Do you want to be a missionary in South America? Go now if you're single. Do you want to spend every day of the week volunteering at the homeless shelter? Go now if you're single. Do you want to give your whole paycheck in the offering on Sunday? Do it now if you're single. It's just you and God now. When He talks you move. All of that changes when you get married. Even if you have a Word from The Lord you have to run it by your spouse first and there's no guarantee you'll both be on the same page. Write your vision and make it plain now so when your spouse comes along you have something to share. God has a plan for your life and it starts now. He's not waiting for you to get married. He has you all to Himself now.

c) When did you realize that Angel was a good person to get to know more and vice versa?

We were platonic friends for two years and during that time learned about each other without any pressure. The last thing on our minds during those two years was getting married. We had no idea that God had something else on His mind. Friendship is the best way to get started in any relationship that could lead to marriage. It's much more authentic than getting to know each other purely out of romantic interests.

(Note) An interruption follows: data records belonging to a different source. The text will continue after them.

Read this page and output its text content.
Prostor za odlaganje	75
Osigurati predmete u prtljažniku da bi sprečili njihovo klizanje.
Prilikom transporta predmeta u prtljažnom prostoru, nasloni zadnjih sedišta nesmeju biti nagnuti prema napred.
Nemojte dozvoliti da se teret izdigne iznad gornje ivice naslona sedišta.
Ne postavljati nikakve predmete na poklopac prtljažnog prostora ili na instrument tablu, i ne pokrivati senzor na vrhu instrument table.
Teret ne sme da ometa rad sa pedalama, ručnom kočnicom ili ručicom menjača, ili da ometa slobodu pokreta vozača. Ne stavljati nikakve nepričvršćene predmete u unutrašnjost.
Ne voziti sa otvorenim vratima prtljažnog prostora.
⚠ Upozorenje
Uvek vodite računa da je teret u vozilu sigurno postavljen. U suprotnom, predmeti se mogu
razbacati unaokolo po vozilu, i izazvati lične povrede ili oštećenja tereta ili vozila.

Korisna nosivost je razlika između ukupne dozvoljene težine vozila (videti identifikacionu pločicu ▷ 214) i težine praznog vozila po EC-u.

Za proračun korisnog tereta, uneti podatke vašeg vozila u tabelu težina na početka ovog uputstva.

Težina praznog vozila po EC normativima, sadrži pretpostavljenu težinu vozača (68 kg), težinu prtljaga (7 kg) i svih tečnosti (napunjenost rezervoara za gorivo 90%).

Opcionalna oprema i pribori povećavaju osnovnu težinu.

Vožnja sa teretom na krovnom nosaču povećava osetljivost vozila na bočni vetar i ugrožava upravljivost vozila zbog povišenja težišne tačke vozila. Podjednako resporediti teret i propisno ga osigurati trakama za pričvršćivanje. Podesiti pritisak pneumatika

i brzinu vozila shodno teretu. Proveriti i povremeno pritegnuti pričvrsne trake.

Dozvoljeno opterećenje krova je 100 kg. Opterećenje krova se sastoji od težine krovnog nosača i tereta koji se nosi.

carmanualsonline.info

There's no emotional pressure and you both can be open and honest. Take your time to develop a true friendship before seeking romance because marriage is for a lifetime and you want to get it right.

Single time is a great time to spend working on yourself so you can prepare for marriage. Make the most of it and become the best you that you could ever be. Won't it be great to be "The One" that "The One" you're looking for is looking for?